Independent researchers and data journalists should identify limitations to predictive policing and draw these to public attention. For example, a 2016 ProPublica investigation demonstrated that offender-based modelling algorithms were likely to misidentify low-risk black defendants as high risk and high-risk white defendants as low risk (see go.nature.com/29aznyw).

The adoption of predictive policing by many departments is funded by grants from large agencies, such as the US Police Foundation and the National Institute of Justice (both in Washington DC), which need to heed critics’ perspectives. They should fund studies of the possible inequitable effects of predictive policing — not just its accuracy.

They should also publish and disseminate principles and policies on predictive policing that consider civil-rights concerns. These documents are crucial because, in the absence of legislation, a court injunction or consent decree, there is no federal mandate for municipal and state police oversight in the United States.
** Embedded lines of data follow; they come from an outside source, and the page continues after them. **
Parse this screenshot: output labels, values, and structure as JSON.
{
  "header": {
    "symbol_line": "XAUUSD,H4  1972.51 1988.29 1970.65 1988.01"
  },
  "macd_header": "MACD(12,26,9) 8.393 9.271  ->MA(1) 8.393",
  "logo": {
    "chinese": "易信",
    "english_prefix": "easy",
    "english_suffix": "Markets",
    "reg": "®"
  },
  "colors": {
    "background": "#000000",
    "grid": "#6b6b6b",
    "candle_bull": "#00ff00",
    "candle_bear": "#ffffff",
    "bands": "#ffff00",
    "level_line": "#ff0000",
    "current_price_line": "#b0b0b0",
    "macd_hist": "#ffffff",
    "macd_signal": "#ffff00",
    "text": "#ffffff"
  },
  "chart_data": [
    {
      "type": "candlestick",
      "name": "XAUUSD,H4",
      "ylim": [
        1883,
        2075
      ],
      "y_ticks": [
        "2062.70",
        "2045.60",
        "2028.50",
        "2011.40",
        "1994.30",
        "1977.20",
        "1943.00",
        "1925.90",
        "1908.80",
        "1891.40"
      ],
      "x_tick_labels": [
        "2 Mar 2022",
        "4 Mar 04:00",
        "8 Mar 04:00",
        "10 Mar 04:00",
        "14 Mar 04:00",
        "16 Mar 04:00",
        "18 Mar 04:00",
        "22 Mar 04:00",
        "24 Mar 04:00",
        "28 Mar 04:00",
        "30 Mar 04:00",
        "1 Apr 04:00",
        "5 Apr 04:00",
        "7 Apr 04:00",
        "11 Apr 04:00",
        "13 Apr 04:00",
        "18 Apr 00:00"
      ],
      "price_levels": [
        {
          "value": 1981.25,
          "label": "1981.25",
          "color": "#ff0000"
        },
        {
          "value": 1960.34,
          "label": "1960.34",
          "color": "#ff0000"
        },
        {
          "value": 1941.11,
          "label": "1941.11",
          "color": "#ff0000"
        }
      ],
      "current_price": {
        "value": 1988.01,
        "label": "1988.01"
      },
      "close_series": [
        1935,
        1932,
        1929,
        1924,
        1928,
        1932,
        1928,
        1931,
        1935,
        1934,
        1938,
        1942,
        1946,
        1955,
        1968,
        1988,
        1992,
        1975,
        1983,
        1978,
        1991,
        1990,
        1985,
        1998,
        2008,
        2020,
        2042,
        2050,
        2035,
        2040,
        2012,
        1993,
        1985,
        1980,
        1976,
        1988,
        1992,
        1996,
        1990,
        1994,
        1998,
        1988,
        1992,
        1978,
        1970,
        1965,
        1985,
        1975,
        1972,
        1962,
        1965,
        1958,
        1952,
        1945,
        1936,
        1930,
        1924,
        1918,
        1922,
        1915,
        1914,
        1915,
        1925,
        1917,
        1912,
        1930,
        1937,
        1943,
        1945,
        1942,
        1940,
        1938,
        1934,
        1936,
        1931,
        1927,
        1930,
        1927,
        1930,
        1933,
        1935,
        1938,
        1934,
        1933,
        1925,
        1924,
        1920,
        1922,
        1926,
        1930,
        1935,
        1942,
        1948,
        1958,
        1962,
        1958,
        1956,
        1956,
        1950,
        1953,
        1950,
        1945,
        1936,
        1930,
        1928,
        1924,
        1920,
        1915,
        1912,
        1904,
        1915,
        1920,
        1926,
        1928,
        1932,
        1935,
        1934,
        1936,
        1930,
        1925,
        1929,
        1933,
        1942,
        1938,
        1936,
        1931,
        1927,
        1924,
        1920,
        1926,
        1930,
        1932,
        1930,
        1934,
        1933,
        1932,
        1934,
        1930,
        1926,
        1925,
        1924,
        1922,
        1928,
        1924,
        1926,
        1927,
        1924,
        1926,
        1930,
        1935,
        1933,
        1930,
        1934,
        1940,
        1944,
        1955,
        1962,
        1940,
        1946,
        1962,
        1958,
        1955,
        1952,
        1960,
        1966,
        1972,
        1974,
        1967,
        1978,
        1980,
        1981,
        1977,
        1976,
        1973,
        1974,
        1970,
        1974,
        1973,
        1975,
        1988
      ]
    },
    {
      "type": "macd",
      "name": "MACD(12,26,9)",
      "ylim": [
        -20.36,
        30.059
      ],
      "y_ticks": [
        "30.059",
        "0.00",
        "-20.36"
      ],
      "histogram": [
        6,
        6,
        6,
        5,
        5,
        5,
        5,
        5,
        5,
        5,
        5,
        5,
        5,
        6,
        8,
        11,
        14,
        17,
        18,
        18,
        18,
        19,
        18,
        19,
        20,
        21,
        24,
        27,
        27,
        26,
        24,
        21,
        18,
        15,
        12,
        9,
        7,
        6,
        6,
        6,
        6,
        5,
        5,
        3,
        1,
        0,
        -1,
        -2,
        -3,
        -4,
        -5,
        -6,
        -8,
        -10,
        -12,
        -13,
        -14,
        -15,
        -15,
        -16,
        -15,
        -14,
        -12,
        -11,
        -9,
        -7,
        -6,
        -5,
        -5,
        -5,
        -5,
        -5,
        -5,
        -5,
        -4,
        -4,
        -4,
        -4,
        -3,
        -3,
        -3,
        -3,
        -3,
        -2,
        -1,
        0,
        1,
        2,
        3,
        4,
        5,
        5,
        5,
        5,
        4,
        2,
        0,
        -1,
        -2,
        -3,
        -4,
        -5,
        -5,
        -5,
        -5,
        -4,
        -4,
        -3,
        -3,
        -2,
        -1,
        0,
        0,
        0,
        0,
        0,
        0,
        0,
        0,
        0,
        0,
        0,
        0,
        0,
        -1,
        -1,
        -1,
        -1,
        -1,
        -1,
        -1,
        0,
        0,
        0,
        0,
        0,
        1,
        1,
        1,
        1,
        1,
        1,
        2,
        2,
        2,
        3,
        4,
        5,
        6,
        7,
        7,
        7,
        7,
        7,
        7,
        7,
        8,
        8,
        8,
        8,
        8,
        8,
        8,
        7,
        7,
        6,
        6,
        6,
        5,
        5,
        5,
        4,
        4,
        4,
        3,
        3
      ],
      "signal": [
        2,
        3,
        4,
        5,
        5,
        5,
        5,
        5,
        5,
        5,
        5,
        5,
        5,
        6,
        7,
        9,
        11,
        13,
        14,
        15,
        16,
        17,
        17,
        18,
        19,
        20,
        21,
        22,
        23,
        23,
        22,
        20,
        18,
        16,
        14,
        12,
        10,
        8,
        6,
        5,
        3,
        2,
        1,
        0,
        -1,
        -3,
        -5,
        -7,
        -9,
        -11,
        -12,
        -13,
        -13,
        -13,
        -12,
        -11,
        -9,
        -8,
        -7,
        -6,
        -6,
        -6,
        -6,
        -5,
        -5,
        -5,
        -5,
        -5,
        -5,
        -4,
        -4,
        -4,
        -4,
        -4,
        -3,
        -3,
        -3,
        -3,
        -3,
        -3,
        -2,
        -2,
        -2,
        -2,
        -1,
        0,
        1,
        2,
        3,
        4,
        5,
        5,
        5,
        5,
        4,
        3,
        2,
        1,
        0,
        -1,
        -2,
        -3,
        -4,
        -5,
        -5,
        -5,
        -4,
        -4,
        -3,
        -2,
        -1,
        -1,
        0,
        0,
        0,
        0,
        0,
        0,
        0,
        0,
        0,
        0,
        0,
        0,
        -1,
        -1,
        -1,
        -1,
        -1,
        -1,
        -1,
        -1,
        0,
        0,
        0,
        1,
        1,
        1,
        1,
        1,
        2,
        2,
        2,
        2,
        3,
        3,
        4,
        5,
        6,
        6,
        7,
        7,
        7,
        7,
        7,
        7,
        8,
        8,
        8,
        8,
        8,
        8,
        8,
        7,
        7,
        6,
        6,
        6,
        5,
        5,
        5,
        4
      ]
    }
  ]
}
As an example, last year the American Civil Liberties Union, together with 16 civil-rights, privacy and racial-justice organizations and technology companies, published a joint statement of concern about predictive policing (see go.nature.com/2ih4sko). Using this as a model, reports should detail the kinds of data that can and cannot be used to train algorithms, the shortcomings of predictive systems and their potential to amplify bias.